2017年9月に公開された資料(営業投資有価証券の売却益の計上に関するお知らせ)では、売却益が7.93億円とのことなので、フィナンシャルサービス事業の売上もほとんどがこの売却益によるものです。
保有株の売却なので、決して継続性のある売上とは言えないと思いますが、今後の方向性はどうなっているのでしょうか。
2021年度までの計画は、2016年と変わらず売上150億円、利益(EBITDA)30億円を掲げています。
その中で、ポイントメディアで100億円、コンテンツメディアで30億円、O2O事業で20億円というのも(まだ)変わってはいません。
仮想通貨取引所「bitbank」は「O2O事業」に含まれているようです。
仮想通貨や電子マネー、ポイントなどを「トークン」として広い意味で捉え、グローバルで進む「キャッシュレス」な経済活動に注力していく構え。
新しく設立した子会社「マーキュリー」では、仮想通貨取引事業に参入。
「マーキュリー」ではマイニング事業にも参入するほか、コインチェックやbitFlyerなどの大手取引所とも出資・提携。
投資育成事業としても仮想通貨やブロックチェーンに張っていく構えを見せています。
ざっくりいうと、セレスの戦略とは既存事業のポイントサイトを育てながら仮想通貨やブロックチェーンにも投資していく、というもの。
その中では「投資に必要な原資」がどのくらいあるかが重要になってきます。
セレスの財政状態はどうなっているでしょうか。資産の内訳です。
総資産は70億円あり、そのうち32億円が現預金となっています。
関係会社株式は11億円とかなり増えています。
続いて、資産の原資である負債と自己資本をみてみます。
資本金と資本剰余金を合わせた金額が33億円弱と、一番大きくなっています。
利益剰余金は15.6億円、長期借入金は5.8億円となっています。
有利子負債の合計を計算すると、1年内返済予定の長期借入金と合わせて8億3875.8万円。

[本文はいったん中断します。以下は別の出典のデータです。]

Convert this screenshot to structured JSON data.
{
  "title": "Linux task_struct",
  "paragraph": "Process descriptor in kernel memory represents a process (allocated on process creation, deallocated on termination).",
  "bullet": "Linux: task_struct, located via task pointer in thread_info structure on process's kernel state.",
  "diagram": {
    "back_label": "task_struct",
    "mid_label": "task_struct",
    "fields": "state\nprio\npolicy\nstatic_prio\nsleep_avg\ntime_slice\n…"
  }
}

それに対して現預金が32億1811.9億円、営業投資有価証券が3億1986.8億円あるので、ネット有利子負債は-26.99229億円となります。
セレスの株式時価総額は276.61億円なので、EV(企業価値)は249.6億円ということになります。
セレスは毎年、どのくらいのキャッシュを稼ぐ力があるのでしょうか?
キャッシュフロー計算書をグラフ化してみます。
営業キャッシュフローは2016年時点で3.7億円まで増えていました。
財務活動により、2016年には21億円もの収入があったことがわかります。
フリーキャッシュフローも計算してみます。
既存事業だけでも年間3億円以上のフリーキャッシュフローを稼ぐ力はありそうです。
それに対し、EV(企業価値)は250億円くらいなので、ざっと83倍。
2016年の事業規模だと、元を取るまで83年かかることになります。
セレスの企業価値を妥当なものとするには、投資した仮想通貨やブロックチェーンなどの領域が、セレスに既存事業を超えるリターンをもたらす必要があると言えます。
この分野は自分もまだ不勉強なので、今後もまた別のアプローチで情報をまとめてみたいと思います。